Северный ветер — это не просто погода. Это голос. Он воет в печной трубе так, будто сама земля стонет от боли, и этот стон проникает в кости, в мысли, в самую душу. У нас, в нашем селе, придавленном тяжёлым небом к мёрзлой земле, зима не прощает слабости. Она ломает тех, кто жалеет себя, и закаляет тех, кто умеет терпеть. Я, Марфа, терпеть умела. Этому меня жизнь научила, да так крепко, что уж и не помню, когда в последний раз плакала. Слезами горю не поможешь, а дров наколоть надо, воды натаскать, да за скотиной присмотреть.

В тот вечер я сидела у окна, перебирая гречку. Крупа мерно шуршала в миске, успокаивая. Пальцы уже плохо гнулись — к дождю, что ли? За окном, в серых сумерках, ветер гонял колючую снежную крупку. В доме пахло кислой овчиной, сушёными травами, развешанными по углам от хвори, и горячим хлебом, который я испекла ещё затемно. Егорка, мой внук, сидел на лавке и старательно выводил каракули в тетрадке, высунув язык от усердия. Семь лет. Семь долгих лет, как он со мной. Семь зим, которые мы пережили вместе.
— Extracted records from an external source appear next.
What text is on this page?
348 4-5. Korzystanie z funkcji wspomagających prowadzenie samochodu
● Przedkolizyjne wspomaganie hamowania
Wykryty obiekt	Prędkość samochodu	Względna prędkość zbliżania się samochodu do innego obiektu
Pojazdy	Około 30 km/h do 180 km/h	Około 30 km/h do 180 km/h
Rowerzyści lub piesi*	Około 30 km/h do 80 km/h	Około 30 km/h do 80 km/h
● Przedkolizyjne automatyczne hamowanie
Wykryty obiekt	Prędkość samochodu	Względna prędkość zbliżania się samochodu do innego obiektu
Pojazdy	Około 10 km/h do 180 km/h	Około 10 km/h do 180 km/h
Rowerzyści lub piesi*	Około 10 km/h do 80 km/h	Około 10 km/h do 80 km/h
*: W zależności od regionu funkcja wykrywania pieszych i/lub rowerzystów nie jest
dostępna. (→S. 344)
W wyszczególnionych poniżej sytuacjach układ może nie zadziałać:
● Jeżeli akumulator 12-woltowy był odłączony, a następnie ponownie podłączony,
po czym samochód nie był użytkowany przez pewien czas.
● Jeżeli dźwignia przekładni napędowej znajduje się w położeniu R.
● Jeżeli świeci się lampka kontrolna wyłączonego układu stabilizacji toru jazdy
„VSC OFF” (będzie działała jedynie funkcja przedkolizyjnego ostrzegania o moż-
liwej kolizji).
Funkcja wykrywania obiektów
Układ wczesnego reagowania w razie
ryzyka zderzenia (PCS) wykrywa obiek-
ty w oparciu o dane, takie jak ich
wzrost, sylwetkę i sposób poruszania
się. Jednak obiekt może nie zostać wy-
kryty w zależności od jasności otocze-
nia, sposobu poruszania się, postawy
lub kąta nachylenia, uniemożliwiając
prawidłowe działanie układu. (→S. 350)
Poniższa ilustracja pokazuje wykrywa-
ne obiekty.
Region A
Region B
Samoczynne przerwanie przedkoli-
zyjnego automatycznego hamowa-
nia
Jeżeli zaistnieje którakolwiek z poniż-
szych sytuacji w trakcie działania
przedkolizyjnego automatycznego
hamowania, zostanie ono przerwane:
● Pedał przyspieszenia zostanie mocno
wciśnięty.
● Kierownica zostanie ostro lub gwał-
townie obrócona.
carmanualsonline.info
Я смотрю на его светлую макушку, на то, как он хмурит бровки, совсем как... Нет. Не буду. Запретила себе вспоминать. Вырвала из сердца, как с корнем вырывают сорняк, чтобы не погубил весь огород. Но сорняк тот, видать, глубоко сидел.

Скрипнула калитка. Я вздрогнула. В такую погоду ни одна живая душа не сунется на улицу без крайней нужды. Собака моя, старый Полкан, залился было лаем, но тут же захлебнулся, перейдя на радостный визг. В груди у меня что-то оборвалось и покатилось вниз, в живот, холодным, липким комком.

Дверь распахнулась резко, впустив в дом облако морозного пара и запах дороги — чужой, тревожный запах. На пороге, придерживая одной рукой тяжёлый, округлившийся живот, стояла она. Моя дочь. Анна.

Я не видела её почти семь лет. С тех самых пор, как она, оставив мне свёрток с орущим младенцем, прыгнула в попутный грузовик и умчалась в город, за своей дурацкой, призрачной свободой. Тогда она была тоненькой, звонкой, с горящими глазами. Сейчас на меня смотрела чужая, измученная женщина. Лицо осунулось, кожа обтянула скулы, а в глазах, некогда синих, как летнее небо, поселилась какая-то тёмная, болотная муть. Взгляд затравленный, загнанный.

Егорка, увидев чужую тётку, испуганно прижался ко мне. Я медленно поднялась, чувствуя, как немеют ноги. Гречка с тихим шорохом посыпалась с моих колен на пол. В висках застучало.

Тишина в доме стала звенящей. Только ветер выл в трубе, вторя той буре, что поднималась во мне. Семь лет молчания. Семь лет одиночества. Семь лет я поднимала её сына, пока она там... Свободу искала? Горло перехватило спазмом, но я заставила себя говорить. Голос мой прозвучал глухо, словно из-под земли. Я смотрела на её живот, огромный, уродливый под старой, заношенной курткой, и каждое слово падало, как камень в прорубь.

— Ты... — прошептала я, и тут же ярость, дикая, неконтролируемая, затопила всё мое существо. — Ты зачем пришла?

Она открыла рот, но не смогла выдавить ни звука, только губы задрожали.

— Я спрашиваю, зачем ты пришла в мой дом? — мой голос окреп, зазвенел сталью. Я шагнула к ней, и она невольно отшатнулась, вжавшись в дверной косяк. — Ты уже повесила на нас одного внука, а теперь хочешь подкинуть и второго?

Слова вырвались сами, хлесткие, как пощёчина. Я увидела, как она вздрогнула, словно я её ударила. Внутри у меня всё клокотало. Обида, старая, застарелая, как незаживающая язва, прорвалась наружу. Перед глазами вспыхнула та, другая картина. Семилетней давности. Весна, грязь по колено, и она, моя Аннушка, с таким же затравленным взглядом, но ещё совсем девчонка, стоит на этом самом пороге. Только тогда в руках у неё был не живот, а орущий свёрток.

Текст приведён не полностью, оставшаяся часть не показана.